World Bulletin / News Desk
"We [al-Mulki and his delegation] will meet with Turkish officials with a view to improving relations on economic issues, investment, eradicating terrorism and regional security," he said.
Emphasizing that Jordan enjoyed good relations with numerous countries, he added: "We want to use our current relations and position to find fair solutions to a host of issues, especially the Palestinian issue."
Al-Mulki went on to note that Jordan favored a “two-state solution” to the perennial Israel-Palestine dispute.
"An independent Palestinian state based on 1967 borders -- with East Jerusalem as its capital -- is the international community’s preferred solution,” he said.
“Such a settlement is also compatible with international resolutions adopted on the issue," he added.
He went on to note that UN agencies had issued a number of resolutions in this regard, including a resolution adopted by UNESCO last October asserting that Jerusalem’s Al-Aqsa Mosque complex had “no connection with Judaism”.
When asked about a scheduled Arab League Summit to be held in Jordan at the end of this month, al-Mulki said the event would tackle regional developments and “issues of common concern”.

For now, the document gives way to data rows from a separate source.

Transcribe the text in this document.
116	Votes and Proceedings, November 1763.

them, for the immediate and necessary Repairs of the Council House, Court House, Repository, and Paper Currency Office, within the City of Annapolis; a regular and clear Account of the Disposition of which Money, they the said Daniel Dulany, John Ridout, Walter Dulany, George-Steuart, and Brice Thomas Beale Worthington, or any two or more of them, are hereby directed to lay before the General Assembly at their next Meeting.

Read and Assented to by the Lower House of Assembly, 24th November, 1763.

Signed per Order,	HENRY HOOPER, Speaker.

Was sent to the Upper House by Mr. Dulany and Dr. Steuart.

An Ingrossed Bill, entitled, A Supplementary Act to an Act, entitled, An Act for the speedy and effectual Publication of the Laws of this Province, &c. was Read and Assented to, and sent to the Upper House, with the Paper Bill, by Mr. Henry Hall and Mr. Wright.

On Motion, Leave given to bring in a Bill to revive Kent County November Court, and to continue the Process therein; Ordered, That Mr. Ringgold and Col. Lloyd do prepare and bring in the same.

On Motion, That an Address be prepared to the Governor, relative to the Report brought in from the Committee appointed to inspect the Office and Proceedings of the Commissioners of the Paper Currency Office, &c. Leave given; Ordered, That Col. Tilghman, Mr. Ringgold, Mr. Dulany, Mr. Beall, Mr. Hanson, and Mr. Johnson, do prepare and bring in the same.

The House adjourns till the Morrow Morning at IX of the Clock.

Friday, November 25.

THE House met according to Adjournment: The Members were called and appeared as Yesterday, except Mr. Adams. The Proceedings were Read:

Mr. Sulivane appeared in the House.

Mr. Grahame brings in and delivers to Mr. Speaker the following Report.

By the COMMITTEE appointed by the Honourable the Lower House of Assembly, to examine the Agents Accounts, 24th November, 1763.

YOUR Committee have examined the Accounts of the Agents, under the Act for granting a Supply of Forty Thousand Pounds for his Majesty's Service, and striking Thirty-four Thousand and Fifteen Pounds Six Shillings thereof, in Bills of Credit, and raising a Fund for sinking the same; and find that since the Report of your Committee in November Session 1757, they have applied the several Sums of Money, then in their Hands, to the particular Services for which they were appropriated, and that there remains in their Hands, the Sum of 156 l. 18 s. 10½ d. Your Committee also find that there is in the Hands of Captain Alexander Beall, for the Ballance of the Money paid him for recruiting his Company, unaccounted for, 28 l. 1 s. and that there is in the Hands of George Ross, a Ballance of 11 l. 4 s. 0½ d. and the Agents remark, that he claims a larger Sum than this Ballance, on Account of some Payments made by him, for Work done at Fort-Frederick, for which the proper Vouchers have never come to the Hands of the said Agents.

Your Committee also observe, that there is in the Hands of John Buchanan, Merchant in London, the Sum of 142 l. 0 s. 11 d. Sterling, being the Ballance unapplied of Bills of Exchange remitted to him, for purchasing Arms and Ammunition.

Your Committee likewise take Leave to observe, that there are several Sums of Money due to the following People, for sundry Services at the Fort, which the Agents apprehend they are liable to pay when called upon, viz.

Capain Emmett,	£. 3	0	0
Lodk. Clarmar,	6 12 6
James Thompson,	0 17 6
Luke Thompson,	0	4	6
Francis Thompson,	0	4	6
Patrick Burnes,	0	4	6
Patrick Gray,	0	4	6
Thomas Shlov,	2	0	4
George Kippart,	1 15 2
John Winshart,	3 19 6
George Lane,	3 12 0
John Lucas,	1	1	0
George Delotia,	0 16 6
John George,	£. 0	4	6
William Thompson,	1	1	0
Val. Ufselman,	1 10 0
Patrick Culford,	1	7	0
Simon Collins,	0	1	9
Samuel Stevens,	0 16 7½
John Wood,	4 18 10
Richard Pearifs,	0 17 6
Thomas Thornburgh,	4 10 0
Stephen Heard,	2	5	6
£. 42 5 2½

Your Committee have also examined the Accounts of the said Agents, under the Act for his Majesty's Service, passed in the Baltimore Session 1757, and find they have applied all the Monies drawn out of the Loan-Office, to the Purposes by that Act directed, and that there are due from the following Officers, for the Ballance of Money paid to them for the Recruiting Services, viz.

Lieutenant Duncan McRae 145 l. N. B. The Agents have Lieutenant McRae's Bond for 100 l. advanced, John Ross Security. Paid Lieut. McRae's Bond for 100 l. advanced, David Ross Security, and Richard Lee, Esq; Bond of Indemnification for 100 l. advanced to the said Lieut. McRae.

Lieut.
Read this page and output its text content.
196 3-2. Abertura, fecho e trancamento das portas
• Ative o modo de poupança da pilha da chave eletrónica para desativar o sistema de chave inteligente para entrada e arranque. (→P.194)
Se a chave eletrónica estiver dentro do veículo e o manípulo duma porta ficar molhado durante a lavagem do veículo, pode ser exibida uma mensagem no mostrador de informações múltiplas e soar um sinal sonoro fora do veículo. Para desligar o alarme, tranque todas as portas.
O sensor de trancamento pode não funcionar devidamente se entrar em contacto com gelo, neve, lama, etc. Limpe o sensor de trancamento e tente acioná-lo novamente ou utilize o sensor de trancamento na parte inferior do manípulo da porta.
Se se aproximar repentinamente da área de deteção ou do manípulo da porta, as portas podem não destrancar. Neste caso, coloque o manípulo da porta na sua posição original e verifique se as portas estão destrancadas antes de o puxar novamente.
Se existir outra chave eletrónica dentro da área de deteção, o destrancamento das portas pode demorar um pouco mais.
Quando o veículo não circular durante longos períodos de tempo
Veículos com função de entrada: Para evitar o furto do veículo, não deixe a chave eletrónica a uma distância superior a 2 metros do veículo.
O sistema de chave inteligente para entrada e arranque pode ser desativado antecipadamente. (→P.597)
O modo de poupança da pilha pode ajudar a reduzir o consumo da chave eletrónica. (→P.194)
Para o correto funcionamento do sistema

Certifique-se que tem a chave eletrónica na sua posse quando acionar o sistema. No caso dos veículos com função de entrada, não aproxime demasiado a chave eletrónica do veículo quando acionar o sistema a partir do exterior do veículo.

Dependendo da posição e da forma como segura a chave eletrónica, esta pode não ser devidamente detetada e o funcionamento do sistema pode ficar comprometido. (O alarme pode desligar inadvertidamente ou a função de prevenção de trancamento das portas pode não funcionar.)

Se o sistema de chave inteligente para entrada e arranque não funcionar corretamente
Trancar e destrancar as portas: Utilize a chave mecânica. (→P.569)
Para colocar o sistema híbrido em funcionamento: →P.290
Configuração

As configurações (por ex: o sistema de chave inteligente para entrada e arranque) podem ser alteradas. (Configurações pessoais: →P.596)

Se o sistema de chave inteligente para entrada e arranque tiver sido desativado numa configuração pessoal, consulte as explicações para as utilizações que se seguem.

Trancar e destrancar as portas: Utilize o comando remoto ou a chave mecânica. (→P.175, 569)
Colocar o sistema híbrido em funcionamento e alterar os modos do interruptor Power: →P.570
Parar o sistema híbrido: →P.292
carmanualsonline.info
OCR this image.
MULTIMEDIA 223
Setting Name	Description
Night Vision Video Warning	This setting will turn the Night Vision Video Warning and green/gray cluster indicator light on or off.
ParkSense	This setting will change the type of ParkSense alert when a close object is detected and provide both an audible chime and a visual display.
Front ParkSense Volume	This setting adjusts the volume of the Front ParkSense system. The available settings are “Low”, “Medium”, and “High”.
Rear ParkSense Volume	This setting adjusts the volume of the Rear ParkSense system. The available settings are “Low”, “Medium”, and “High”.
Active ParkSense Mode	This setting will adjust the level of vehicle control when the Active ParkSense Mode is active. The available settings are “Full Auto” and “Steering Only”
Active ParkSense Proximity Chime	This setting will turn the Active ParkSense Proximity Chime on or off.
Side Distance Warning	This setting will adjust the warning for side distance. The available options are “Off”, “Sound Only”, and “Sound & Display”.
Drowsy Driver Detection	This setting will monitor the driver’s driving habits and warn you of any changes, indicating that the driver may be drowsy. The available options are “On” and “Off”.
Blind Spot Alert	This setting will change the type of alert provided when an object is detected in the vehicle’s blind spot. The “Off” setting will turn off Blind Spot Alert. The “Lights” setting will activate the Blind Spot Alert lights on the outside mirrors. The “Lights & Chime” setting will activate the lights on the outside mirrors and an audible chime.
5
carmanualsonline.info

"Main topics on the agenda will include the Palestinian issue, the struggle against terrorism and extremism, threats to Arab national security and ongoing conflicts in the Arab world," he explained, going on to note that Syria’s Assad regime had not been invited to attend.
Stressing that Jordan had adopted a clear stance on the Syria crisis from the outset, al-Mulki said the Hashemite kingdom had consistently called for a political solution to the conflict, which is about to enter its seventh year.
He added: "A peaceful solution to the crisis will be in the best interests of Jordan, Turkey and Lebanon."
Al-Mulki also denied reports that Jordanian officials had recently met with their Syrian regime counterparts.
"If we had any kind of communication with the Syrian regime,” he said, “we would say so publicly."
The prime minister went on to lament that recent developments in the region had had a negative impact on Jordan’s economy.
According to al-Mulki, Jordan has taken in more than 1.3 million Syrian refugees since the conflict began in early 2011, dramatically increasing the economic burden on the country.